The Liturgical Movement of the nineteenth and twentieth centuries, came out of the Benedictine monastery’s in France, particularly Solesmes Abbey in the West of France, famous as the source of the restoration of Benedictine monastic life in the country after the French Revolution. Their central goal was to encourage the laity to "live" the liturgy by attending services (not only Mass) often, understanding what they meant, and following the priest in heart and mind. A growing objective of the Movement was the introduction of the vernacular language and Pope Pius XII, had granted permission for the use of local languages in the renewal of baptismal promises in the Easter Vigil service.

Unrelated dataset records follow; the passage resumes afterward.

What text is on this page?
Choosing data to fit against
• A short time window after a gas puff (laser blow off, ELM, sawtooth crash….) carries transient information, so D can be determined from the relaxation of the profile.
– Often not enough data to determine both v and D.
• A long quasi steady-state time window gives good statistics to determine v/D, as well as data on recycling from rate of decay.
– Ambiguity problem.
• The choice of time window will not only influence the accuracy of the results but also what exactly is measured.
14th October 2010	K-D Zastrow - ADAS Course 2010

During the Council, Bishops' Conferences from all over the world soon voted to expand the use of the vernacular, and requested confirmation of this choice from Rome. In response, from 1964 onwards, a series of documents from Rome granted general authorization for steadily greater proportions of the Mass to be said in the vernacular. However on 25 September 1969, two retired cardinals, Ottaviani and Bacci, wrote a Critical letter with which they sent Pope Paul VI with a text that had been prepared in the previous June by a group of twelve theologians under the direction of Archbishop Marcel Lefebvre saying that on many points the New Mass had much to gladden the heart of even the most modernist Protestant. The Congregation for the Doctrine of the Faith, responded that the document contained many affirmations that were "superficial, exaggerated, inexact, emotional, and false". However, some of its observations were taken into account in preparing the definitive version of the new Order of the Mass. Archbishop Lefebvre founded the Society of Saint Pius X as a small community of seminarians in the village of Écône, Switzerland but five years he was ordered to disband the society, but ignored the order. In 1988, against the expressed prohibition of Pope John Paul II, he consecrated four bishops to continue his work and incurred automatic excommunication.

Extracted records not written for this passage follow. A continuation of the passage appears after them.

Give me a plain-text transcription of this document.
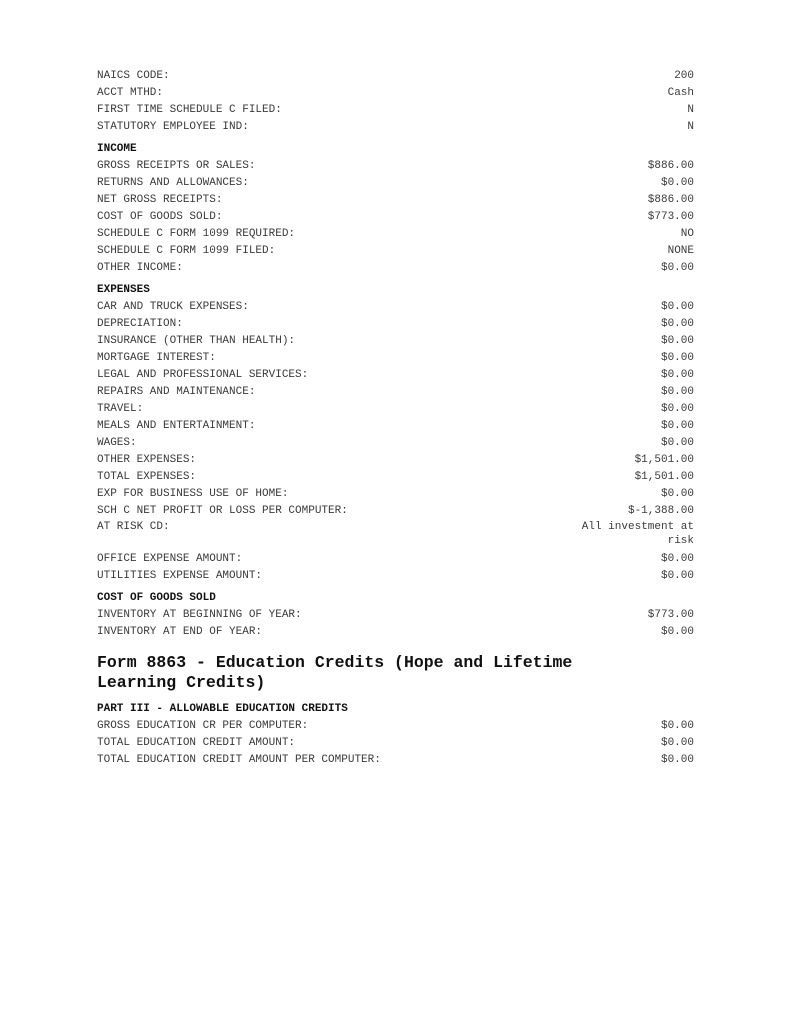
NAICS CODE:	200
ACCT MTHD:	Cash
FIRST TIME SCHEDULE C FILED:	N
STATUTORY EMPLOYEE IND:	N
INCOME
GROSS RECEIPTS OR SALES:	$886.00
RETURNS AND ALLOWANCES:	$0.00
NET GROSS RECEIPTS:	$886.00
COST OF GOODS SOLD:	$773.00
SCHEDULE C FORM 1099 REQUIRED:	NO
SCHEDULE C FORM 1099 FILED:	NONE
OTHER INCOME:	$0.00
EXPENSES
CAR AND TRUCK EXPENSES:	$0.00
DEPRECIATION:	$0.00
INSURANCE (OTHER THAN HEALTH):	$0.00
MORTGAGE INTEREST:	$0.00
LEGAL AND PROFESSIONAL SERVICES:	$0.00
REPAIRS AND MAINTENANCE:	$0.00
TRAVEL:	$0.00
MEALS AND ENTERTAINMENT:	$0.00
WAGES:	$0.00
OTHER EXPENSES:	$1,501.00
TOTAL EXPENSES:	$1,501.00
EXP FOR BUSINESS USE OF HOME:	$0.00
SCH C NET PROFIT OR LOSS PER COMPUTER:	$-1,388.00
AT RISK CD:	All investment at risk
OFFICE EXPENSE AMOUNT:	$0.00
UTILITIES EXPENSE AMOUNT:	$0.00
COST OF GOODS SOLD
INVENTORY AT BEGINNING OF YEAR:	$773.00
INVENTORY AT END OF YEAR:	$0.00
Form 8863 - Education Credits (Hope and Lifetime Learning Credits)
PART III - ALLOWABLE EDUCATION CREDITS
GROSS EDUCATION CR PER COMPUTER:	$0.00
TOTAL EDUCATION CREDIT AMOUNT:	$0.00
TOTAL EDUCATION CREDIT AMOUNT PER COMPUTER:	$0.00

By the time the revised Missal was published in 1970, priests were no longer obliged to use Latin in any part of the Mass. Today, a very large majority of Masses are celebrated in the language of the people, though Latin is still used either occasionally or, in some places, on a regular basis. This has rumbled on as a tension within the church, and started to dominate conservative Catholic circles and parts of the internet. Pope Benedict in 2007 eased restrictions on using the Latin Mass in his letter Summorum Pontificum, and hope to reconcile the ultra-traditionalists. It granted greater freedom for priests to use the Tridentine liturgy (which dates back to the Council of Trent) in its 1962 form, stating that all priests of the Latin rite Church may freely celebrate Mass with the 1962 Missal privately. It also provided that "in parishes where a group of the faithful attached to the previous liturgical tradition stably exists, the parish priest should willingly accede to their requests to celebrate Holy Mass according to the rite of the 1962 Roman Missal". Many were surprised that he made no change in the 1962 missal -- the main prayer book for the old rite -- which includes prayers on Good Friday for the conversion of the Jews. This caused anxiety in Jewish civil right groups, even though the Second Vatican Council had repudiated the idea of collective Jewish guilt for Christ’s death.

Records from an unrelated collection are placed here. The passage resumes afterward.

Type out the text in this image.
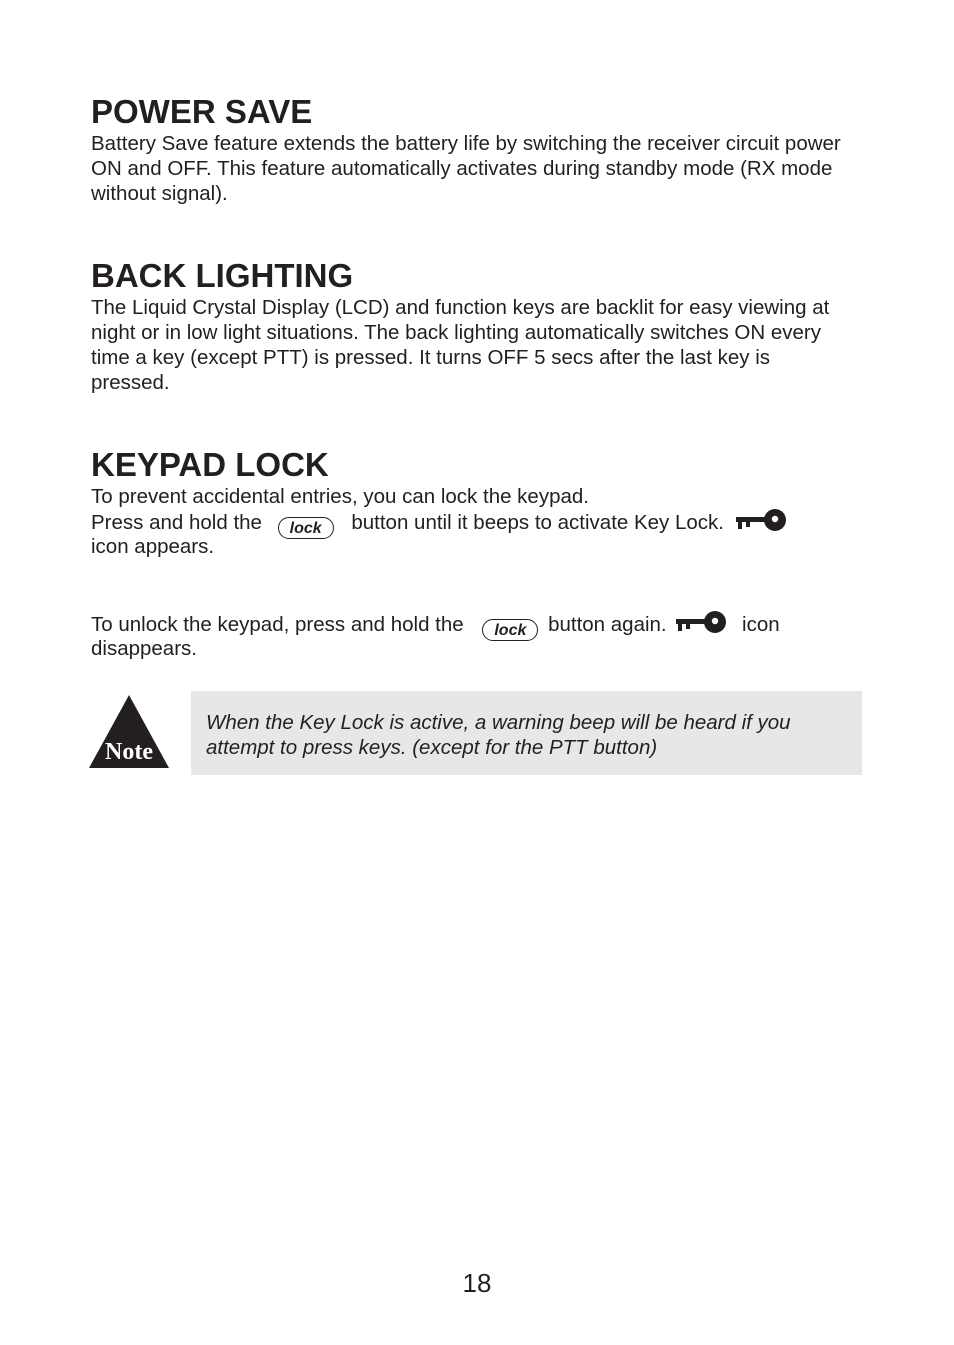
POWER SAVE

Battery Save feature extends the battery life by switching the receiver circuit power ON and OFF. This feature automatically activates during standby mode (RX mode without signal).

BACK LIGHTING

The Liquid Crystal Display (LCD) and function keys are backlit for easy viewing at night or in low light situations. The back lighting automatically switches ON every time a key (except PTT) is pressed. It turns OFF 5 secs after the last key is pressed.

KEYPAD LOCK

To prevent accidental entries, you can lock the keypad.

Press and hold the lock button until it beeps to activate Key Lock.

icon appears.

To unlock the keypad, press and hold the lock button again.	icon

disappears.

Note

When the Key Lock is active, a warning beep will be heard if you attempt to press keys. (except for the PTT button)

18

Pope Francis when celebrating Mass in 2015 on the fiftieth anniversary of the first mass in the vernacular said he hoped that commemorating the first papal Mass in the vernacular rather than Latin would remind people that the house of God is meant to be a source of spiritual strength, where they can hear his word and feel "not like foreigners but as brothers and sisters" who are united in their love for Christ. People must continue to be committed to "the purification and inner cleansing of the church," the pope said, so that it be a spiritual place and not a superficial place of worship. Authentic worship and liturgical celebrations should lead people toward "a real conversion" of heart by letting them hear "the voice of the Lord, who guides them along the path of rectitude and Christian perfection."